Delivering a One-Two Punch to Superbugs to Fight Infections

From left: Marcelo Der Torossian Torres, César de la Fuente, and Rakesh Krishnan of the Machine Biology Group.
From left: Marcelo Der Torossian Torres, César de la Fuente, and Rakesh Krishnan of the Machine Biology Group.

Since the discovery of penicillin nearly a century ago, antimicrobial resistance (AMR) has become a stealthy, pervasive enemy in the fight against bacterial infections. AMR claims an estimated 1.27 million lives a year and contributed to nearly five million deaths in 2019, placing drug-resistant bacterial infections ahead of HIV and malaria as a global health threat.

To counter that trend, a cross-disciplinary team representing four schools at the University of Pennsylvania led by Hydar Ali and César de la Fuente has devised a new way to treat infections.
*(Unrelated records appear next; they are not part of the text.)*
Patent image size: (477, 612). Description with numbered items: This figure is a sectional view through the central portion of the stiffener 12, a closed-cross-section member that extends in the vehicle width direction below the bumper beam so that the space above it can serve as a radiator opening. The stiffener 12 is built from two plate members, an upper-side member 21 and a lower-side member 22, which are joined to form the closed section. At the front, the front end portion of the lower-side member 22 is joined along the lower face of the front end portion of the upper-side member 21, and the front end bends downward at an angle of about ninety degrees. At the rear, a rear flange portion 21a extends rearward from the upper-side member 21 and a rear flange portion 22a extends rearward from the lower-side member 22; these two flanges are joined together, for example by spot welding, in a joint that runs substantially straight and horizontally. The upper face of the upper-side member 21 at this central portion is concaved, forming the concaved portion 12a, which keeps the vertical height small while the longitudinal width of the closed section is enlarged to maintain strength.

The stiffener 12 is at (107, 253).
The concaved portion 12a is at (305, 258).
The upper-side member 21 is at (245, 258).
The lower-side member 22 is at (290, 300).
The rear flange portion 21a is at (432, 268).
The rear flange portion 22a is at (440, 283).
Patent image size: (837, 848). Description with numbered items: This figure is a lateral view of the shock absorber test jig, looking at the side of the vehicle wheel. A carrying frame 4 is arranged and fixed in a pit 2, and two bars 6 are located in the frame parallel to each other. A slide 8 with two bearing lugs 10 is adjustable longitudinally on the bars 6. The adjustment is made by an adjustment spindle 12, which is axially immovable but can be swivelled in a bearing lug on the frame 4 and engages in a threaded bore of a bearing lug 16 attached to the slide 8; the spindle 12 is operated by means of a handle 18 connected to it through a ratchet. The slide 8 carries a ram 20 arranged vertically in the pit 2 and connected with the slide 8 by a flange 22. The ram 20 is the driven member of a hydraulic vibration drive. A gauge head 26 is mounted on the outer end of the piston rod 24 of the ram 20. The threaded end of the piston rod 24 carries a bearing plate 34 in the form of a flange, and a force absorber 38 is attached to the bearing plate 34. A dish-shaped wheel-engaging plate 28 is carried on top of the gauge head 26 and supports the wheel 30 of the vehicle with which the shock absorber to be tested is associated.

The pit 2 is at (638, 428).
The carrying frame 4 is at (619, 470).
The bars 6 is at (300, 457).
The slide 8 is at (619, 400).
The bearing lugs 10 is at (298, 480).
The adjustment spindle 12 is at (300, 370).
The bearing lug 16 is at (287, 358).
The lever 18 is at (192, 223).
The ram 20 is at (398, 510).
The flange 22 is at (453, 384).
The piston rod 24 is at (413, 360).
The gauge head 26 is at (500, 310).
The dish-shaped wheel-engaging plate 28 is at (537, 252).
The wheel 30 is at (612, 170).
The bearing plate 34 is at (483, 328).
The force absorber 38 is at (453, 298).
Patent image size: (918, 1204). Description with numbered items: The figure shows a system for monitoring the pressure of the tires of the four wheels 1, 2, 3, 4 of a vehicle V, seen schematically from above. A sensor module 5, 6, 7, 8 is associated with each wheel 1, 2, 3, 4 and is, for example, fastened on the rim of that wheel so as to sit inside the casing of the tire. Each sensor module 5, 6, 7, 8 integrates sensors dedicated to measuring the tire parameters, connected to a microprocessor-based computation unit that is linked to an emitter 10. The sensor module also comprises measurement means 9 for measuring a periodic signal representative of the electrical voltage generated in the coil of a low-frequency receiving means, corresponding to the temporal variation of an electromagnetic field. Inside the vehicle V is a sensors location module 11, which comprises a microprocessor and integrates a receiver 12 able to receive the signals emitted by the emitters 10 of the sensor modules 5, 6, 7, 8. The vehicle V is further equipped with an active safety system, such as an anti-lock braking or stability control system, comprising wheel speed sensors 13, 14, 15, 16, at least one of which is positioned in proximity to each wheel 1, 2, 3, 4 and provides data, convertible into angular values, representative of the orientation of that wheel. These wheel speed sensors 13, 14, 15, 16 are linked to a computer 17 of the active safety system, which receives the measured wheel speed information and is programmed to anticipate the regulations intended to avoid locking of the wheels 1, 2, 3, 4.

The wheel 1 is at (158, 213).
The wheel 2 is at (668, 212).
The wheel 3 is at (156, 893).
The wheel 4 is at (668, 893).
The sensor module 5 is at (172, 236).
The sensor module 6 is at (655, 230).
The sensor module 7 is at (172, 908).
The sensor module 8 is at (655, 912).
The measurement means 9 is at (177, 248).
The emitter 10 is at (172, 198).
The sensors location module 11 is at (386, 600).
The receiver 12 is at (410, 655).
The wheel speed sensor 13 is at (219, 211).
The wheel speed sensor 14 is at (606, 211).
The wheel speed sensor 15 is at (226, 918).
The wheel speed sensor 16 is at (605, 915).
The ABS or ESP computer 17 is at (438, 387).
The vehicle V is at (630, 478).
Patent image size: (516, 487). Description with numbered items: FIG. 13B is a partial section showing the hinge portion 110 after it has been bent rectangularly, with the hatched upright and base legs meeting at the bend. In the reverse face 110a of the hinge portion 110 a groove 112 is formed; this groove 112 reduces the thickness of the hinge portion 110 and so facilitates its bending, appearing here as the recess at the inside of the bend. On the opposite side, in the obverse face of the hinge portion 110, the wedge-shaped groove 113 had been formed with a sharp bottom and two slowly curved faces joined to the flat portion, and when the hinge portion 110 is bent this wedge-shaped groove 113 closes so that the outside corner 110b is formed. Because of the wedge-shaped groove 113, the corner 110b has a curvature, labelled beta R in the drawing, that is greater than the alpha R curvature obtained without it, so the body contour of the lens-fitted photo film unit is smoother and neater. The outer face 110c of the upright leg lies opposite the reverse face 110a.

Their findings, published in Cell Biomaterialsidentified a handful of short, positively charged peptides that can both rip open bacterial membranes and rally the body’s immune defenses.

“The winning candidates are built from D-amino acids, the mirror images of the L-amino acids our bodies use,” says de la Fuente, a Presidential Associate Professor in the Perelman School of Medicine. “That simple flip makes the peptides almost invisible to the body’s digestive enzymes, so they stay intact and effective far longer than earlier peptide drugs.”